Ahmed Gomaa
Doctor from al-Azhar University
Tuesday November 28ᵗʰ, 2017
The city of Cairo has this special feature of having neighborhoods in cemeteries where you can also find mosques, schools for teaching the Qurʾān, steam rooms, and palaces, which amazed Ibn Ǧubayr (d. 614/1217) in his Riḥla. This phenomenon, which began with a combination of circumstances in the Fatimid era (beginning in the 4th/10th century), became a conscious decision on the part the Mamluks who deliberately built houses in these quiet neighborhoods starting in the 7th/ 13th century.
This explains the existence of a very particular literary genre which exists only in Cairo. It also consists of real “tour guides” of these districts of the dead, known as qarāfa (plural qarāfāt) in Egyptian Arabic, probably in reference to the Banū Qarāfa tribe who had previously moved into this area. They are different from the kutub al-ziyārāt (“books of visits”) found in other parts of the Muslim world, especially since they never discuss the legal question of the lawfulness of these visits. Rather, they are limited to descriptions of the tombs and other buildings, as well as to the biographies of the people buried there.

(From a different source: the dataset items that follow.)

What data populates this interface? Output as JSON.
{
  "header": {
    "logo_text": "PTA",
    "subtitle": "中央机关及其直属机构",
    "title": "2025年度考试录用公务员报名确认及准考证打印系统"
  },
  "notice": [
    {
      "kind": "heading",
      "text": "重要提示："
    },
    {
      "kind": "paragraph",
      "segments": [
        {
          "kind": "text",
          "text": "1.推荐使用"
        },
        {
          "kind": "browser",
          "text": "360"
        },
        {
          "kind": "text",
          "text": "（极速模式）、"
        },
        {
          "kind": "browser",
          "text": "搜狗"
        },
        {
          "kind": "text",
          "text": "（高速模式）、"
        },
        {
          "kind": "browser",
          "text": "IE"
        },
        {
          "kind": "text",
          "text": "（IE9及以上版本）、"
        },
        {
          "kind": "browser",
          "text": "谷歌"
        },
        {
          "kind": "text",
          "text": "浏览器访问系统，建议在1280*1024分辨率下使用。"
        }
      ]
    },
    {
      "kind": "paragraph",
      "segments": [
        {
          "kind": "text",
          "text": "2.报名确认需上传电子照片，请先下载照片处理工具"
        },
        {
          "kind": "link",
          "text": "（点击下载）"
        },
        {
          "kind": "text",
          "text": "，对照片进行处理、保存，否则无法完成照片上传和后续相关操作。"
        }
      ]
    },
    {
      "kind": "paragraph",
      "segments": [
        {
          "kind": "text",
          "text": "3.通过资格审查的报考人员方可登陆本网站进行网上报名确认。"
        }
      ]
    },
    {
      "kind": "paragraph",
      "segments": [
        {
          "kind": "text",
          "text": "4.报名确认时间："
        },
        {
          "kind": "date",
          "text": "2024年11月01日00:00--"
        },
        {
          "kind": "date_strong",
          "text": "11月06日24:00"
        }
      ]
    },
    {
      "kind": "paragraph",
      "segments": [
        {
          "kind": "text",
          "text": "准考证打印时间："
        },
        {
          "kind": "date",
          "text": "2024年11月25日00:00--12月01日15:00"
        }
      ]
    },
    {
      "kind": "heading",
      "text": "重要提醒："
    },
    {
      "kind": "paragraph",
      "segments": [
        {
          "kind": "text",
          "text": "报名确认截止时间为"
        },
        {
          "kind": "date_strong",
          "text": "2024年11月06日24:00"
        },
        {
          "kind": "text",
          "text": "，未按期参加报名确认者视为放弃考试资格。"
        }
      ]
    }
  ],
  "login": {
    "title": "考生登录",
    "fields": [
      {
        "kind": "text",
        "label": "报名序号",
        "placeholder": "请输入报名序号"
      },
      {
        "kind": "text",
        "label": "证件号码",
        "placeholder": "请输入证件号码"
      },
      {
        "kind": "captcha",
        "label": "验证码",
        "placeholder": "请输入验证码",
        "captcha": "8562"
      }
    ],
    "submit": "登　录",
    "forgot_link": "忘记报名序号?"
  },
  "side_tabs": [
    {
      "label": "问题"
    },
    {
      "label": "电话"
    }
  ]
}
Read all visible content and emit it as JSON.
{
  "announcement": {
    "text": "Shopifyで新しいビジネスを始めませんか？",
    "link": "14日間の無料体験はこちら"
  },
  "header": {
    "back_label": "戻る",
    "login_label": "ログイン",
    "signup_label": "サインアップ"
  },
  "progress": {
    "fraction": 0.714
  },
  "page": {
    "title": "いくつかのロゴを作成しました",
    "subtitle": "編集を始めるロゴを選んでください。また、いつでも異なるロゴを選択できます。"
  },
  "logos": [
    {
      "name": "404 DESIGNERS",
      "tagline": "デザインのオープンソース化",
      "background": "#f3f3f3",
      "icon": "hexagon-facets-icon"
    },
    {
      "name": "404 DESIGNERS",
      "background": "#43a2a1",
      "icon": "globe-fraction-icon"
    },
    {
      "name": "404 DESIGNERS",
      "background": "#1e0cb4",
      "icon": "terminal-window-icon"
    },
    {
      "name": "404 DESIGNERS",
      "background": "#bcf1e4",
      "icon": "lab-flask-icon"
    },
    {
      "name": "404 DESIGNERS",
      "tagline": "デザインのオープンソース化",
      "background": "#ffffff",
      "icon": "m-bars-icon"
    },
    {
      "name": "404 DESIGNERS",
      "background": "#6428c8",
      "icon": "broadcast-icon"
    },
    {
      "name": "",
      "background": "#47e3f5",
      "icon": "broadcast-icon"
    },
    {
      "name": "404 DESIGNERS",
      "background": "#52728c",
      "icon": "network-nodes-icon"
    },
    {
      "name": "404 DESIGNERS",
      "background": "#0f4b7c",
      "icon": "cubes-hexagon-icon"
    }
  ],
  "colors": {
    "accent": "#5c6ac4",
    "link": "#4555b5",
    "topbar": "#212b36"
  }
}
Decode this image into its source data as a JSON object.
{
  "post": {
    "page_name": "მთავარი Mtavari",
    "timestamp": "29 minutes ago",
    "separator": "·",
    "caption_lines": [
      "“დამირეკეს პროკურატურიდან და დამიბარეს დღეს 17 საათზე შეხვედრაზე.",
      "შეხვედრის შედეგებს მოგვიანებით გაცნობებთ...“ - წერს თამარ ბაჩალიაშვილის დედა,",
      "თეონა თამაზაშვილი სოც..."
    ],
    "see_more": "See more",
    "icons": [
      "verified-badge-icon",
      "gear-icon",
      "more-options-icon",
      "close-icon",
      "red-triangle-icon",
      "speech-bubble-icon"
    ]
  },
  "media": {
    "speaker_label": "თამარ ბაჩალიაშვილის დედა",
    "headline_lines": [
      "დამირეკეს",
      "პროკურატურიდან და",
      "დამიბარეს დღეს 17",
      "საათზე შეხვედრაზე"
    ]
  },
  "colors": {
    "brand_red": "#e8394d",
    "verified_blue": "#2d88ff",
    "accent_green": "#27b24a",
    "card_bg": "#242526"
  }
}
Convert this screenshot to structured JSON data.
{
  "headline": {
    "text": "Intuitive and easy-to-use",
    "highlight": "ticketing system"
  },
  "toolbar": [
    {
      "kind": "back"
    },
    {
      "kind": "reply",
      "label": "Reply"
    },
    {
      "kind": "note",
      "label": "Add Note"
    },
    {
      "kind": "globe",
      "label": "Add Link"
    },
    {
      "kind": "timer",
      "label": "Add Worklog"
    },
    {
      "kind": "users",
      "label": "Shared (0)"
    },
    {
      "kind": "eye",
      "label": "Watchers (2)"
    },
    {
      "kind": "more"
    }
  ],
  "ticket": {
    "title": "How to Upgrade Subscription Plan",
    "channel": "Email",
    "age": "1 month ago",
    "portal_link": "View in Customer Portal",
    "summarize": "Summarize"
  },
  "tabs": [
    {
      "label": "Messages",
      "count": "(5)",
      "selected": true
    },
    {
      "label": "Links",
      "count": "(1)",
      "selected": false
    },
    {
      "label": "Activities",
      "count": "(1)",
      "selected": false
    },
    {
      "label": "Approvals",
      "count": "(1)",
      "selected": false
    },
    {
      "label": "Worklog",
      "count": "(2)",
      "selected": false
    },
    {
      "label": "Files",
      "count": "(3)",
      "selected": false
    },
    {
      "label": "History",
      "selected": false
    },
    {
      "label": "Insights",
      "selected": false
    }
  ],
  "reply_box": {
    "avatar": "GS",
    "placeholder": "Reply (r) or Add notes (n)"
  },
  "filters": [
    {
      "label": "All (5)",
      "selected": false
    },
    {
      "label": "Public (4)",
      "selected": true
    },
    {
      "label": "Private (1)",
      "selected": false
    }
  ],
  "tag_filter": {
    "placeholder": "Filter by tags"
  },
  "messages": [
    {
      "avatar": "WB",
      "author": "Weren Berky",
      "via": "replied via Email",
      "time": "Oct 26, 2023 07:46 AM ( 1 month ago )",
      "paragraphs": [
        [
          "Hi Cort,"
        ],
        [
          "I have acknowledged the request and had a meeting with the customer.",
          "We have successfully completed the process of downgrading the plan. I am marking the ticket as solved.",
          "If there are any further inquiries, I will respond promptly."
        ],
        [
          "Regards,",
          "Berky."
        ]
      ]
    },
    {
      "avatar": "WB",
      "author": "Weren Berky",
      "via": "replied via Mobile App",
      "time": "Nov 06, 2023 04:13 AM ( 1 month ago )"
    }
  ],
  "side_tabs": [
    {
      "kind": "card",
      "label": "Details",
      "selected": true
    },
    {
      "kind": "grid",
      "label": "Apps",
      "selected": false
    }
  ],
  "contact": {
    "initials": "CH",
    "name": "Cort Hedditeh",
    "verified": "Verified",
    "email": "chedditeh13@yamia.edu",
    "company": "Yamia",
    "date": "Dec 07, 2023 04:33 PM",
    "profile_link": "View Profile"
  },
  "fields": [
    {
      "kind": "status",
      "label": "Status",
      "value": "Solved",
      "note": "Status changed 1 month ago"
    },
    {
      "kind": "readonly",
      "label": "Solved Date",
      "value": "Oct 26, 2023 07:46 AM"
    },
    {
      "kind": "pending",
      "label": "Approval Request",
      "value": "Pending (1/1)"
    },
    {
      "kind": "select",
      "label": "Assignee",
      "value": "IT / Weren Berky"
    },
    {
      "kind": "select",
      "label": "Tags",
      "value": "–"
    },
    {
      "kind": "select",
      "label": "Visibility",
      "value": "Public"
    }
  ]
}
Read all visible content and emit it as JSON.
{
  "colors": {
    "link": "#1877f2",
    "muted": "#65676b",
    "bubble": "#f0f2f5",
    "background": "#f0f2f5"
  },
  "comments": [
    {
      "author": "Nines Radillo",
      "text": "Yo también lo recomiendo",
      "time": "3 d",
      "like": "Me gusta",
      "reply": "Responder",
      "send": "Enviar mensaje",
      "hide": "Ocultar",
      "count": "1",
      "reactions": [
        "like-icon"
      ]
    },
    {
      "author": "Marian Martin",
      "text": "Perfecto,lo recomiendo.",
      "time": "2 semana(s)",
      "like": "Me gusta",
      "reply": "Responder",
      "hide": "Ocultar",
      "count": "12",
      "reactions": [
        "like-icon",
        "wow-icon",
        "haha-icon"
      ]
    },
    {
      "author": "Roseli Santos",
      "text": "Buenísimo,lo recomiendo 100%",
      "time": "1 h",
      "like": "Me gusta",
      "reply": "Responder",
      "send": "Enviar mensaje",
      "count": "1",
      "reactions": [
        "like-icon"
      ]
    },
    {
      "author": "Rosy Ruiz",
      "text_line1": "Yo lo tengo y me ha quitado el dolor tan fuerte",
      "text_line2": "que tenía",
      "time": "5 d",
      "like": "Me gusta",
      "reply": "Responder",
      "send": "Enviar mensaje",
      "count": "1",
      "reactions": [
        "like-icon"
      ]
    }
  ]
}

There are 25 of these books, written between the 6th/12th and 13th/19th centuries, only some of which having survived to today. They are organized either geographically (grave by grave), by the order of the visit, by categories of death (scientists, mystics, midwives, etc.), or by year of death. The most famous of these works is probably the Kitāb al-kawākib al-sayyāra by Ibn al-Zayyāt (d. 805/1402).